Eishockey

Eishockey: Russland fehlen noch zwei Siege auf WM-Titel

Russland will sich seinen ersten WM-Titel seit fünf Jahren nicht mehr nehmen lassen. Die mit Superstars besetzte "Sbornaja" ist ihrer Favoritenrolle bei der Eishockey-WM in der Slowakei mit acht Siegen in acht Spielen bisher vollauf gerecht geworden und wird auch im Halbfinale am Samstag (15.15) gegen Finnland favorisiert. Im zweiten Halbfinale (19:15) treffen Kanada und Tschechien aufeinander.

Für Russland ist der WM-Titel zum Greifen nah SN/APA (AFP)/VLADIMIR SIMICEK
Für Russland ist der WM-Titel zum Greifen nah

Da einige Topteams der NHL in den Play-offs früh gescheitert waren, sind die Russen mit nahezu all ihren Superstars in der Slowakei.

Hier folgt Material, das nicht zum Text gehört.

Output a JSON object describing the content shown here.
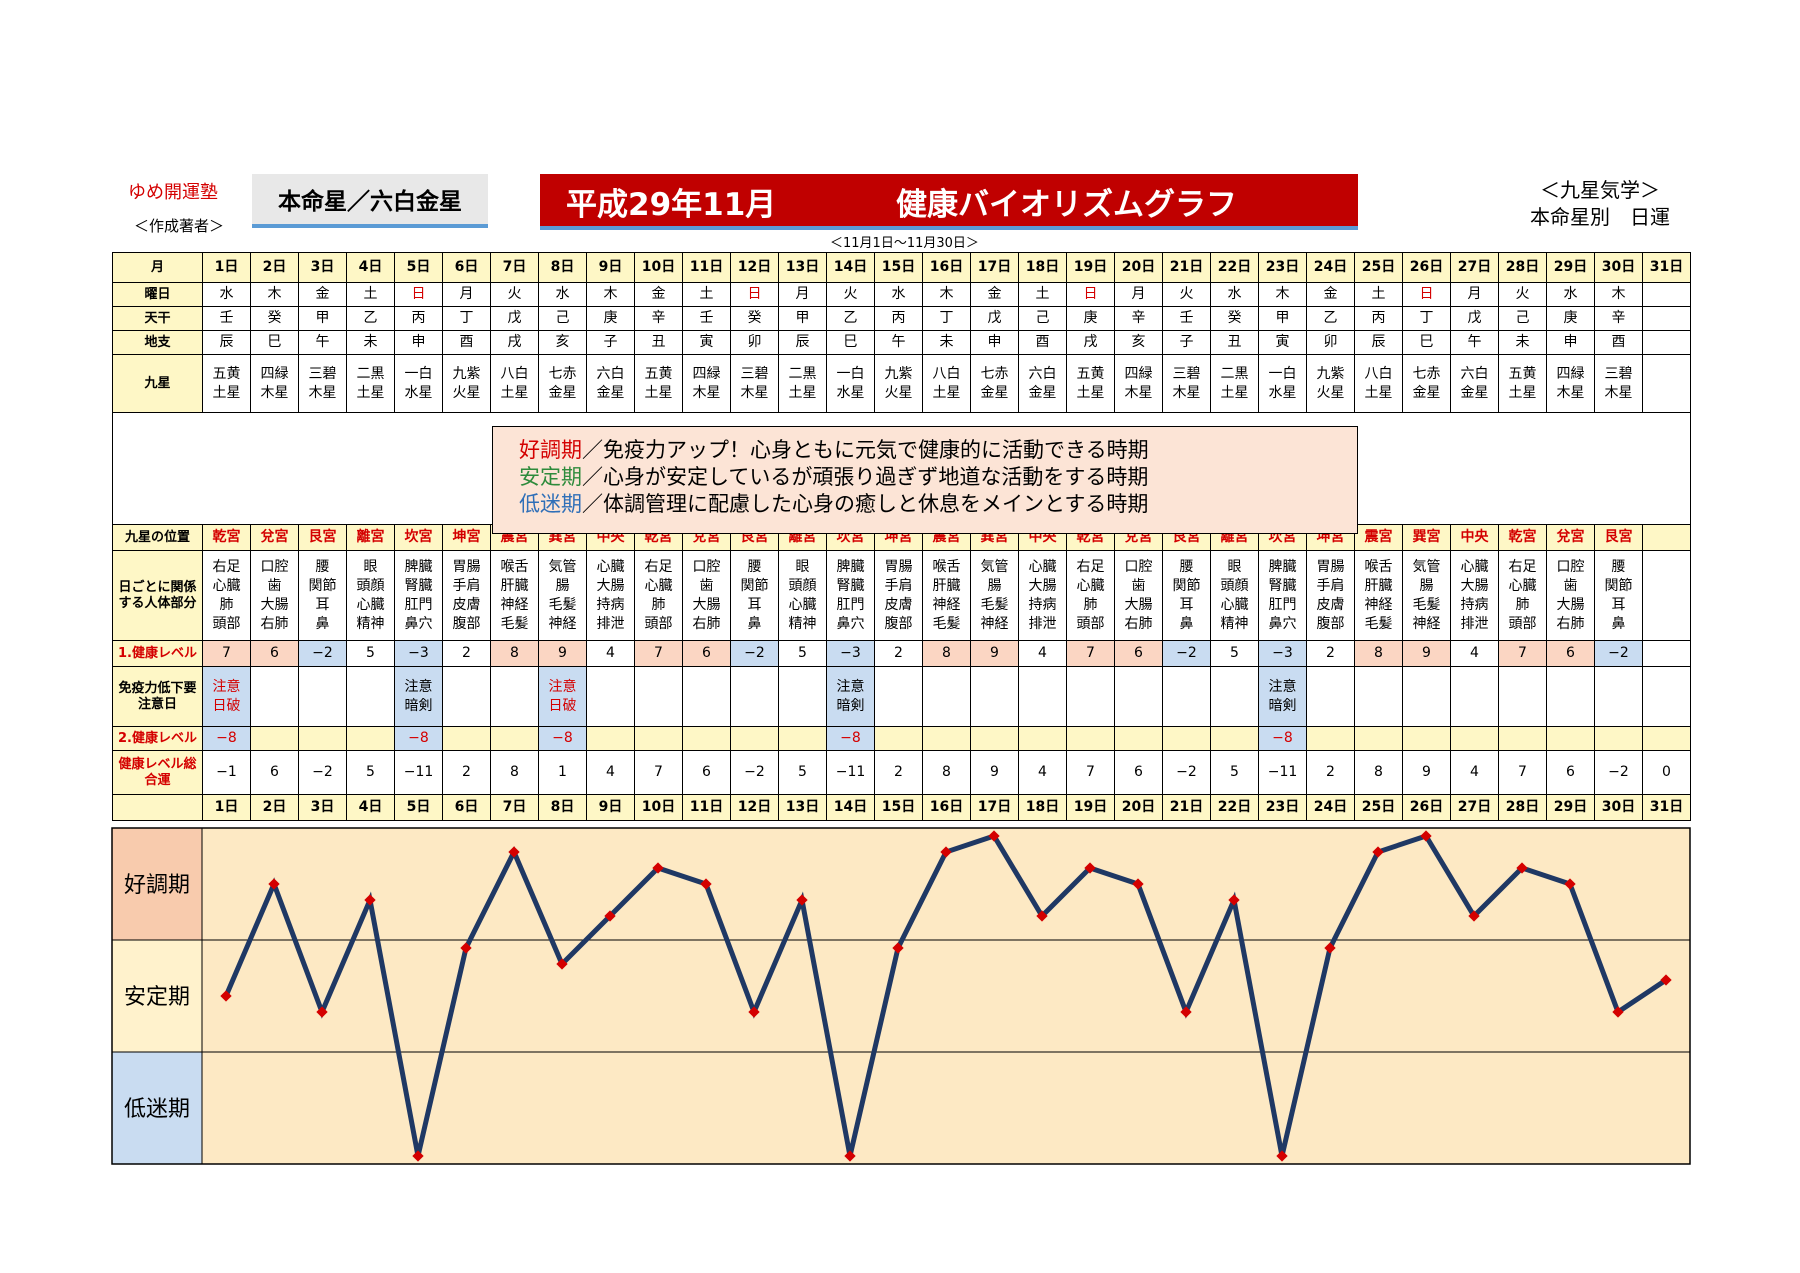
{
  "header": {
    "school": "ゆめ開運塾",
    "author": "＜作成著者＞",
    "honmei": "本命星／六白金星",
    "title_left": "平成29年11月",
    "title_right": "健康バイオリズムグラフ",
    "range": "＜11月1日～11月30日＞",
    "kyusei": "＜九星気学＞",
    "betsu": "本命星別　日運"
  },
  "row_labels": {
    "month": "月",
    "weekday": "曜日",
    "tenkan": "天干",
    "chishi": "地支",
    "kyusei": "九星",
    "palace": "九星の位置",
    "body": "日ごとに関係する人体部分",
    "level1": "1.健康レベル",
    "immune": "免疫力低下要注意日",
    "level2": "2.健康レベル",
    "total": "健康レベル総合運"
  },
  "legend": {
    "good_key": "好調期",
    "good_text": "／免疫力アップ！心身ともに元気で健康的に活動できる時期",
    "stable_key": "安定期",
    "stable_text": "／心身が安定しているが頑張り過ぎず地道な活動をする時期",
    "low_key": "低迷期",
    "low_text": "／体調管理に配慮した心身の癒しと休息をメインとする時期"
  },
  "days": [
    "1日",
    "2日",
    "3日",
    "4日",
    "5日",
    "6日",
    "7日",
    "8日",
    "9日",
    "10日",
    "11日",
    "12日",
    "13日",
    "14日",
    "15日",
    "16日",
    "17日",
    "18日",
    "19日",
    "20日",
    "21日",
    "22日",
    "23日",
    "24日",
    "25日",
    "26日",
    "27日",
    "28日",
    "29日",
    "30日",
    "31日"
  ],
  "weekday": [
    "水",
    "木",
    "金",
    "土",
    "日",
    "月",
    "火",
    "水",
    "木",
    "金",
    "土",
    "日",
    "月",
    "火",
    "水",
    "木",
    "金",
    "土",
    "日",
    "月",
    "火",
    "水",
    "木",
    "金",
    "土",
    "日",
    "月",
    "火",
    "水",
    "木",
    ""
  ],
  "tenkan": [
    "壬",
    "癸",
    "甲",
    "乙",
    "丙",
    "丁",
    "戊",
    "己",
    "庚",
    "辛",
    "壬",
    "癸",
    "甲",
    "乙",
    "丙",
    "丁",
    "戊",
    "己",
    "庚",
    "辛",
    "壬",
    "癸",
    "甲",
    "乙",
    "丙",
    "丁",
    "戊",
    "己",
    "庚",
    "辛",
    ""
  ],
  "chishi": [
    "辰",
    "巳",
    "午",
    "未",
    "申",
    "酉",
    "戌",
    "亥",
    "子",
    "丑",
    "寅",
    "卯",
    "辰",
    "巳",
    "午",
    "未",
    "申",
    "酉",
    "戌",
    "亥",
    "子",
    "丑",
    "寅",
    "卯",
    "辰",
    "巳",
    "午",
    "未",
    "申",
    "酉",
    ""
  ],
  "kyusei": [
    [
      "五黄",
      "土星"
    ],
    [
      "四緑",
      "木星"
    ],
    [
      "三碧",
      "木星"
    ],
    [
      "二黒",
      "土星"
    ],
    [
      "一白",
      "水星"
    ],
    [
      "九紫",
      "火星"
    ],
    [
      "八白",
      "土星"
    ],
    [
      "七赤",
      "金星"
    ],
    [
      "六白",
      "金星"
    ],
    [
      "五黄",
      "土星"
    ],
    [
      "四緑",
      "木星"
    ],
    [
      "三碧",
      "木星"
    ],
    [
      "二黒",
      "土星"
    ],
    [
      "一白",
      "水星"
    ],
    [
      "九紫",
      "火星"
    ],
    [
      "八白",
      "土星"
    ],
    [
      "七赤",
      "金星"
    ],
    [
      "六白",
      "金星"
    ],
    [
      "五黄",
      "土星"
    ],
    [
      "四緑",
      "木星"
    ],
    [
      "三碧",
      "木星"
    ],
    [
      "二黒",
      "土星"
    ],
    [
      "一白",
      "水星"
    ],
    [
      "九紫",
      "火星"
    ],
    [
      "八白",
      "土星"
    ],
    [
      "七赤",
      "金星"
    ],
    [
      "六白",
      "金星"
    ],
    [
      "五黄",
      "土星"
    ],
    [
      "四緑",
      "木星"
    ],
    [
      "三碧",
      "木星"
    ],
    [
      "",
      ""
    ]
  ],
  "palace": [
    "乾宮",
    "兌宮",
    "艮宮",
    "離宮",
    "坎宮",
    "坤宮",
    "震宮",
    "巽宮",
    "中央",
    "乾宮",
    "兌宮",
    "艮宮",
    "離宮",
    "坎宮",
    "坤宮",
    "震宮",
    "巽宮",
    "中央",
    "乾宮",
    "兌宮",
    "艮宮",
    "離宮",
    "坎宮",
    "坤宮",
    "震宮",
    "巽宮",
    "中央",
    "乾宮",
    "兌宮",
    "艮宮",
    ""
  ],
  "body": [
    [
      "右足",
      "心臓",
      "肺",
      "頭部"
    ],
    [
      "口腔",
      "歯",
      "大腸",
      "右肺"
    ],
    [
      "腰",
      "関節",
      "耳",
      "鼻"
    ],
    [
      "眼",
      "頭顔",
      "心臓",
      "精神"
    ],
    [
      "脾臓",
      "腎臓",
      "肛門",
      "鼻穴"
    ],
    [
      "胃腸",
      "手肩",
      "皮膚",
      "腹部"
    ],
    [
      "喉舌",
      "肝臓",
      "神経",
      "毛髪"
    ],
    [
      "気管",
      "腸",
      "毛髪",
      "神経"
    ],
    [
      "心臓",
      "大腸",
      "持病",
      "排泄"
    ],
    [
      "右足",
      "心臓",
      "肺",
      "頭部"
    ],
    [
      "口腔",
      "歯",
      "大腸",
      "右肺"
    ],
    [
      "腰",
      "関節",
      "耳",
      "鼻"
    ],
    [
      "眼",
      "頭顔",
      "心臓",
      "精神"
    ],
    [
      "脾臓",
      "腎臓",
      "肛門",
      "鼻穴"
    ],
    [
      "胃腸",
      "手肩",
      "皮膚",
      "腹部"
    ],
    [
      "喉舌",
      "肝臓",
      "神経",
      "毛髪"
    ],
    [
      "気管",
      "腸",
      "毛髪",
      "神経"
    ],
    [
      "心臓",
      "大腸",
      "持病",
      "排泄"
    ],
    [
      "右足",
      "心臓",
      "肺",
      "頭部"
    ],
    [
      "口腔",
      "歯",
      "大腸",
      "右肺"
    ],
    [
      "腰",
      "関節",
      "耳",
      "鼻"
    ],
    [
      "眼",
      "頭顔",
      "心臓",
      "精神"
    ],
    [
      "脾臓",
      "腎臓",
      "肛門",
      "鼻穴"
    ],
    [
      "胃腸",
      "手肩",
      "皮膚",
      "腹部"
    ],
    [
      "喉舌",
      "肝臓",
      "神経",
      "毛髪"
    ],
    [
      "気管",
      "腸",
      "毛髪",
      "神経"
    ],
    [
      "心臓",
      "大腸",
      "持病",
      "排泄"
    ],
    [
      "右足",
      "心臓",
      "肺",
      "頭部"
    ],
    [
      "口腔",
      "歯",
      "大腸",
      "右肺"
    ],
    [
      "腰",
      "関節",
      "耳",
      "鼻"
    ],
    [
      "",
      "",
      "",
      ""
    ]
  ],
  "level1": [
    "7",
    "6",
    "−2",
    "5",
    "−3",
    "2",
    "8",
    "9",
    "4",
    "7",
    "6",
    "−2",
    "5",
    "−3",
    "2",
    "8",
    "9",
    "4",
    "7",
    "6",
    "−2",
    "5",
    "−3",
    "2",
    "8",
    "9",
    "4",
    "7",
    "6",
    "−2",
    ""
  ],
  "immune": [
    [
      "注意",
      "日破"
    ],
    [
      "",
      ""
    ],
    [
      "",
      ""
    ],
    [
      "",
      ""
    ],
    [
      "注意",
      "暗剣"
    ],
    [
      "",
      ""
    ],
    [
      "",
      ""
    ],
    [
      "注意",
      "日破"
    ],
    [
      "",
      ""
    ],
    [
      "",
      ""
    ],
    [
      "",
      ""
    ],
    [
      "",
      ""
    ],
    [
      "",
      ""
    ],
    [
      "注意",
      "暗剣"
    ],
    [
      "",
      ""
    ],
    [
      "",
      ""
    ],
    [
      "",
      ""
    ],
    [
      "",
      ""
    ],
    [
      "",
      ""
    ],
    [
      "",
      ""
    ],
    [
      "",
      ""
    ],
    [
      "",
      ""
    ],
    [
      "注意",
      "暗剣"
    ],
    [
      "",
      ""
    ],
    [
      "",
      ""
    ],
    [
      "",
      ""
    ],
    [
      "",
      ""
    ],
    [
      "",
      ""
    ],
    [
      "",
      ""
    ],
    [
      "",
      ""
    ],
    [
      "",
      ""
    ]
  ],
  "level2": [
    "−8",
    "",
    "",
    "",
    "−8",
    "",
    "",
    "−8",
    "",
    "",
    "",
    "",
    "",
    "−8",
    "",
    "",
    "",
    "",
    "",
    "",
    "",
    "",
    "−8",
    "",
    "",
    "",
    "",
    "",
    "",
    "",
    ""
  ],
  "total": [
    "−1",
    "6",
    "−2",
    "5",
    "−11",
    "2",
    "8",
    "1",
    "4",
    "7",
    "6",
    "−2",
    "5",
    "−11",
    "2",
    "8",
    "9",
    "4",
    "7",
    "6",
    "−2",
    "5",
    "−11",
    "2",
    "8",
    "9",
    "4",
    "7",
    "6",
    "−2",
    "0"
  ],
  "chart_data": {
    "type": "line",
    "title": "健康バイオリズムグラフ",
    "x": [
      "1日",
      "2日",
      "3日",
      "4日",
      "5日",
      "6日",
      "7日",
      "8日",
      "9日",
      "10日",
      "11日",
      "12日",
      "13日",
      "14日",
      "15日",
      "16日",
      "17日",
      "18日",
      "19日",
      "20日",
      "21日",
      "22日",
      "23日",
      "24日",
      "25日",
      "26日",
      "27日",
      "28日",
      "29日",
      "30日",
      "31日"
    ],
    "series": [
      {
        "name": "",
        "values": [
          -1,
          6,
          -2,
          5,
          -11,
          2,
          8,
          1,
          4,
          7,
          6,
          -2,
          5,
          -11,
          2,
          8,
          9,
          4,
          7,
          6,
          -2,
          5,
          -11,
          2,
          8,
          9,
          4,
          7,
          6,
          -2,
          0
        ]
      }
    ],
    "bands": [
      {
        "label": "好調期",
        "color": "#f8cbad"
      },
      {
        "label": "安定期",
        "color": "#fff2cc"
      },
      {
        "label": "低迷期",
        "color": "#c9dcf1"
      }
    ],
    "ylim": [
      -11,
      9
    ],
    "line_color": "#1f3864",
    "marker_color": "#d40000",
    "plot_color": "#fde9c4"
  }
}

Der beste NHL-Torschütze Alexander Owetschkin, NHL-Topscorer Nikita Kutscherow, der dreifache Stanley-Cup-Sieger Jewgeni Malkin und Kapitän Ilja Kowaltschuk haben die Russen bisher erfolgreich durch das Turnier geführt.

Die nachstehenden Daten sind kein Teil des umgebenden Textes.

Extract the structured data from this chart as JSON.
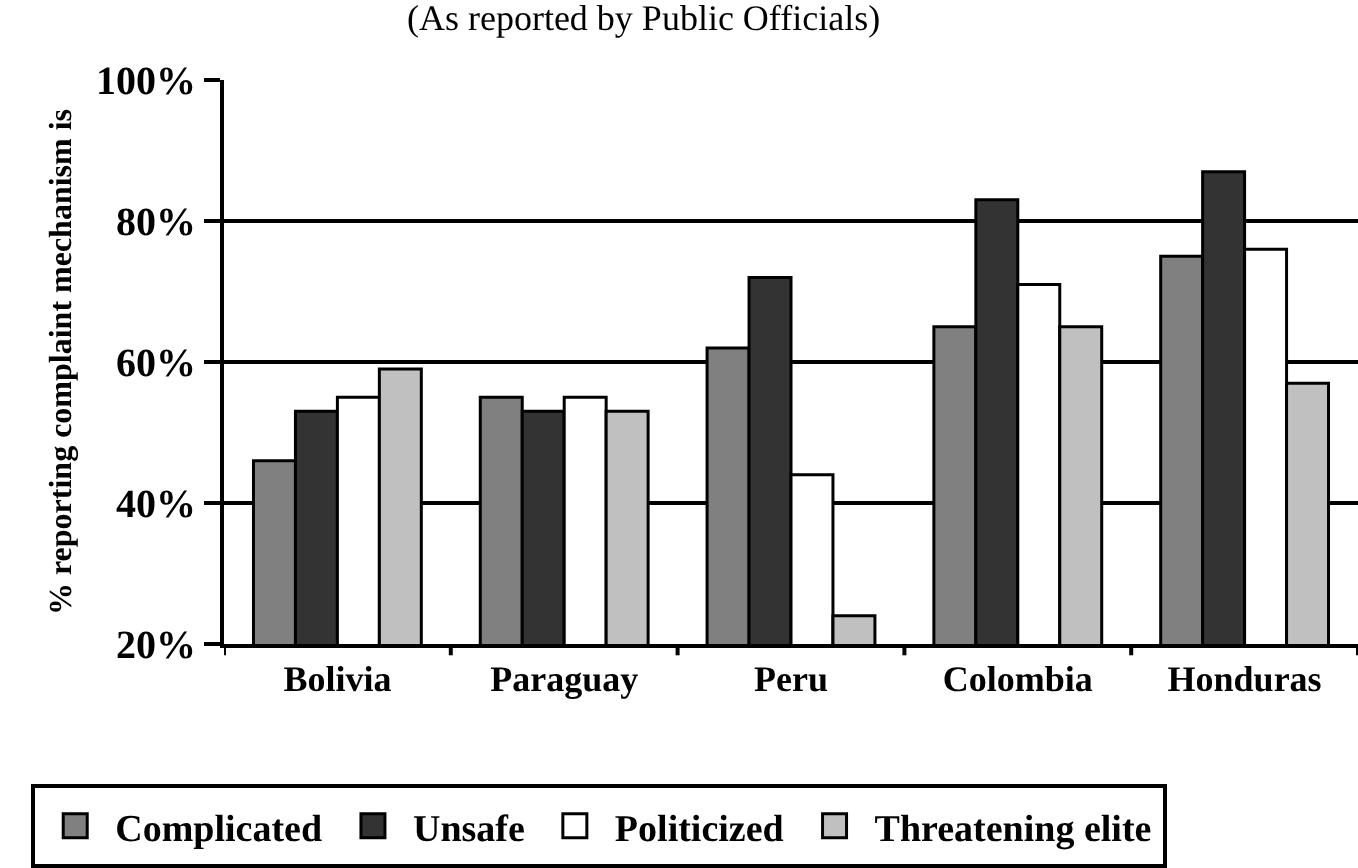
{
  "chart_data": {
    "type": "bar",
    "title": "(As reported by Public Officials)",
    "ylabel": "% reporting complaint mechanism is",
    "categories": [
      "Bolivia",
      "Paraguay",
      "Peru",
      "Colombia",
      "Honduras"
    ],
    "series": [
      {
        "name": "Complicated",
        "color": "#808080",
        "values": [
          46,
          55,
          62,
          65,
          75
        ]
      },
      {
        "name": "Unsafe",
        "color": "#333333",
        "values": [
          53,
          53,
          72,
          83,
          87
        ]
      },
      {
        "name": "Politicized",
        "color": "#ffffff",
        "values": [
          55,
          55,
          44,
          71,
          76
        ]
      },
      {
        "name": "Threatening elite",
        "color": "#c0c0c0",
        "values": [
          59,
          53,
          24,
          65,
          57
        ]
      }
    ],
    "ylim": [
      20,
      100
    ],
    "yticks": [
      {
        "value": 20,
        "label": "20%"
      },
      {
        "value": 40,
        "label": "40%"
      },
      {
        "value": 60,
        "label": "60%"
      },
      {
        "value": 80,
        "label": "80%"
      },
      {
        "value": 100,
        "label": "100%"
      }
    ],
    "grid": "y",
    "legend": "bottom"
  }
}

Im vergangenen Jahr waren die Russen im Viertelfinale an Kanada gescheitert, diesmal beendeten sie in der ersten K.o.-Runde mit einem 4:3 die Medaillenhoffnungen des ebenfalls hoch eingeschätzten US-Teams. "Jeder spielt für das, was auf unserem Trikot steht, für Russland", hob Stürmer Michail Sergatschow den Teamgeist hervor.

Der Weg ins Finale führt nun überraschend über Finnland. Das Suomi-Team, das nur zwei junge NHL-Spieler im Kader hat, beendete am Donnerstag die Hoffnungen von Schweden auf den Titel-Hattrick. Nach einem 5:4-Erfolg nach Verlängerung in einem spannenden skandinavischen Derby hoffen die Finnen auf einen neuerlichen Triumph in der Slowakei. "Wir haben die Chance, Gold zu gewinnen, so wie beim letzten Mal, als wir hier gespielt haben", erinnerte Siegtorschütze Sakari Manninen an die WM 2011, als die Finnen in Bratislava den zweiten WM-Titel ihrer Geschichte gewonnen hatten.

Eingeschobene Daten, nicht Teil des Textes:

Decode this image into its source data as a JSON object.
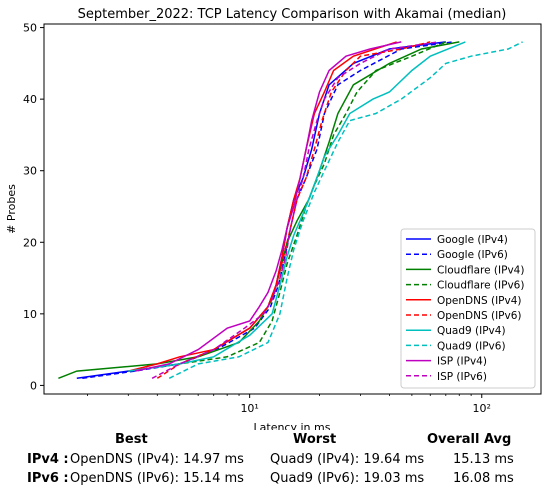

Das zweite Ticket für das Finale am Sonntag (20.15) in Bratislava spielen sich anschließend Rekordweltmeister Kanada und Tschechien aus. Die stets von tausenden Fans unterstützten Tschechen setzten sich dank vier Treffern im Schlussdrittel gegen Deutschland mit 5:1 durch, Kanada gewann mit Glück den Thriller gegen Vizeweltmeister Schweiz. Die Kanadier retteten sich durch ein Tor von Damon Severson 0,4 Sekunden vor der Schlusssirene in die Verlängerung, die Mark Stone für die Nordamerikaner entschied. "Ich sah den Puck reingehen, mehr kann ich nicht sagen. Ich wusste nicht, wieviel Zeit noch war, nur dass es eng werden würde", sagte Severson.